Buckingham Palace. Windsor Castle. The House of Lords. Blenheim Palace. Woburn Abbey. The Savoy Hotel in London. The Sultan's palaces in Salalah and Muscat, Oman. And many more in Europe and the Middle East.


He's also had commissions in American homes, notably in Palm Beach, Fla.

A master of faux finishes, Mr. Pardon, 53, has been painting trompe l'oeil scenes, fake marble and imitation woods for 30 years. He even painted Queen Elizabeth's office in her indoor riding school at Buckingham Palace, where she practices riding sidesaddle for her annual two-hour birthday parade.


Founder of the Pardon School of Specialist Decoration in London, Mr. Pardon and his wife, Shirley, recently opened a school in Miami for artists, interior designers and anyone interested in learning to paint faux finishes. They are keeping their London school, and Mr. Pardon plans to teach master classes there during the summer.

Why Miami?

"We decided we much prefer to be in Florida," Shirley Pardon said. "We ran our school in New York only four months in the fall. When we made the decision to run a school full-time in this country, we considered the climate, the closeness of Latin America and easy access to Europe. We also found that people thought New York too expensive. Here we have the beach and weather; it's a much more attractive prospect for students."

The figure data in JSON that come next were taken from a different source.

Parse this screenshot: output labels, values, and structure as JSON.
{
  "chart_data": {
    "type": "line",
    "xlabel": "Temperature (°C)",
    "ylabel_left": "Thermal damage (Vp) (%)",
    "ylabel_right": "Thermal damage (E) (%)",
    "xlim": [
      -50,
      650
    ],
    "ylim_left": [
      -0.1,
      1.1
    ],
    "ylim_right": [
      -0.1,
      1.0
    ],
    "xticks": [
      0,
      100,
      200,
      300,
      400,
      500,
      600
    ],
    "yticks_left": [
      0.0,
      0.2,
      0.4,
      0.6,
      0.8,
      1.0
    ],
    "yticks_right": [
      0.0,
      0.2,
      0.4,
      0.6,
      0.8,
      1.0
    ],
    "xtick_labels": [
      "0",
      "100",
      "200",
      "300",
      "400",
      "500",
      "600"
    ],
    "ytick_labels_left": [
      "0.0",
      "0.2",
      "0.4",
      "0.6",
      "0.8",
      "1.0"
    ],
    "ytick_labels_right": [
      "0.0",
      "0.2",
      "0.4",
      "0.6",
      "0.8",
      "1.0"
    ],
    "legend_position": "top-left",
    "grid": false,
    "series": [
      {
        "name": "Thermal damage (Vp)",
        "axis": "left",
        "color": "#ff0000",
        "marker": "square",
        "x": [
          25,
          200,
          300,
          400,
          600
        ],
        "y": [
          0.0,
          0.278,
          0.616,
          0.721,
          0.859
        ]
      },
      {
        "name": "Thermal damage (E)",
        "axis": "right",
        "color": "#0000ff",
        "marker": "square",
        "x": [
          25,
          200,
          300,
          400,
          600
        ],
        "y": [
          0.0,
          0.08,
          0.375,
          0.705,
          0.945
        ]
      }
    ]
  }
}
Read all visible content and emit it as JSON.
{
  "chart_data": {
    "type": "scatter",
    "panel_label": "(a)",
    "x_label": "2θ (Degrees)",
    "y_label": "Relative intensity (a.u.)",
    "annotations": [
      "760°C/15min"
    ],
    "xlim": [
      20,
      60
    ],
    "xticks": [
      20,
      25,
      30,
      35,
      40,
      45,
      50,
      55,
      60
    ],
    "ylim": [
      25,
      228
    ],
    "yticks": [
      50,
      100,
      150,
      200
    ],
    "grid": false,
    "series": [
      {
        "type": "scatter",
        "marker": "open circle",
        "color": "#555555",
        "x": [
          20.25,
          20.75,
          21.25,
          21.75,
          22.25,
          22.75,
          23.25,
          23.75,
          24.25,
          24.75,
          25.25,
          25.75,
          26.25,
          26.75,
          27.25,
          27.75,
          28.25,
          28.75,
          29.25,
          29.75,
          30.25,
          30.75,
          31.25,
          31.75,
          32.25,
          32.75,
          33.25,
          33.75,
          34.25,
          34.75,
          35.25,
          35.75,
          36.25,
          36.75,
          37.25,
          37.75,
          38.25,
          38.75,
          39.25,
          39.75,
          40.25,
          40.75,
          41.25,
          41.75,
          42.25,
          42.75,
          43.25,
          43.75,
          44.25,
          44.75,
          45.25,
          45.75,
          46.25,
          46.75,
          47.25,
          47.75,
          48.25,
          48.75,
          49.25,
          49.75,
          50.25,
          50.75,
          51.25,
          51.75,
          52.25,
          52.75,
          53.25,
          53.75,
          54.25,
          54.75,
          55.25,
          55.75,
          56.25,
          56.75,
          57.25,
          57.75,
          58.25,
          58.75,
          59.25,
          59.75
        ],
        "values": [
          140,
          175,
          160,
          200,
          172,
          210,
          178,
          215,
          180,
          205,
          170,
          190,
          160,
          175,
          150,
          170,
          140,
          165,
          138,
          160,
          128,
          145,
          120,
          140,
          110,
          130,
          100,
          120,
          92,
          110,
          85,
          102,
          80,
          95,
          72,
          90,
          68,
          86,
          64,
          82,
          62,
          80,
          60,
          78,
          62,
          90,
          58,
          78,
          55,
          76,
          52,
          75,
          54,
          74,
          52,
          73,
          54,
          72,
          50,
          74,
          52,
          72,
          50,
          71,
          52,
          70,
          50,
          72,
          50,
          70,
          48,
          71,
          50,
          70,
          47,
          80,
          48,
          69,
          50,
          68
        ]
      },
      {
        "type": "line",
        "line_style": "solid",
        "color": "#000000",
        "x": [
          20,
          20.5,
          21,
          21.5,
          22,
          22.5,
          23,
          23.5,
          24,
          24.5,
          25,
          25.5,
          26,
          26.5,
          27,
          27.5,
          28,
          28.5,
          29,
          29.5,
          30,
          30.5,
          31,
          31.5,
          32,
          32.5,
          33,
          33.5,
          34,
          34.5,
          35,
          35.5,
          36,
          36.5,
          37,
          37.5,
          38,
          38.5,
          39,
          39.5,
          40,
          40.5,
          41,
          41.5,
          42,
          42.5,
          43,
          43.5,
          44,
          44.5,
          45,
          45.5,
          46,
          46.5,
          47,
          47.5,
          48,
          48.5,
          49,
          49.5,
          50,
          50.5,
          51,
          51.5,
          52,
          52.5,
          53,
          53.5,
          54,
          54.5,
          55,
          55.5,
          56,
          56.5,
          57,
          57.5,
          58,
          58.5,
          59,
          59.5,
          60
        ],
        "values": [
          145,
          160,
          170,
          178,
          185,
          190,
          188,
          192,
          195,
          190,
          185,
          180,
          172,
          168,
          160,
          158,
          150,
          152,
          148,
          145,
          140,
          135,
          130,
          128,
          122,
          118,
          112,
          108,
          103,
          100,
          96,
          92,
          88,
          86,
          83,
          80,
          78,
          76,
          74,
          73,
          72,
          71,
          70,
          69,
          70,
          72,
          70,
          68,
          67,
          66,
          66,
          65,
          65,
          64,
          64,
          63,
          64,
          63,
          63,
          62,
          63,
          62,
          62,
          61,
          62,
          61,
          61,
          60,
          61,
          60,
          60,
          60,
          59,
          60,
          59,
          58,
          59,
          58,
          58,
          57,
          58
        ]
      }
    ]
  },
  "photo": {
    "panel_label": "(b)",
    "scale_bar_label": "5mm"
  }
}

Mr. Pardon started the New York school in 1986. Further summer courses were given in California before the couple decided that Miami, which Mr. Pardon considers "the fastest-growing cultural area in the United States," would be the ideal place to base a permanent Pardon Studio.

Mr. Pardon believes faux finishes are gaining popularity in homes because "when you have texture on a wall, you give life to it. If you have nice art and furniture, but nothing on the walls, it's dull. Houses are like theater. You don't actually see the theater, but you feel it."

The new school in Miami is open to anyone, but Shirley Pardon said that "for someone to do this they have to have a feeling for it. We only get those who are interested. It doesn't appeal to me, for example, because I have no artistic feeling."

Students receive a certificate at the end of the course. Classes are limited to 20 students.

For those who think learning faux finishes is beyond them,


consider that the Pardons' son Richard started marbling at age 5. He says it's easy.

Mr. Pardon also had a painting session with Joan Rivers on her TV show in September 1990. Ms. Rivers suggested she stick to jokes and he to painting.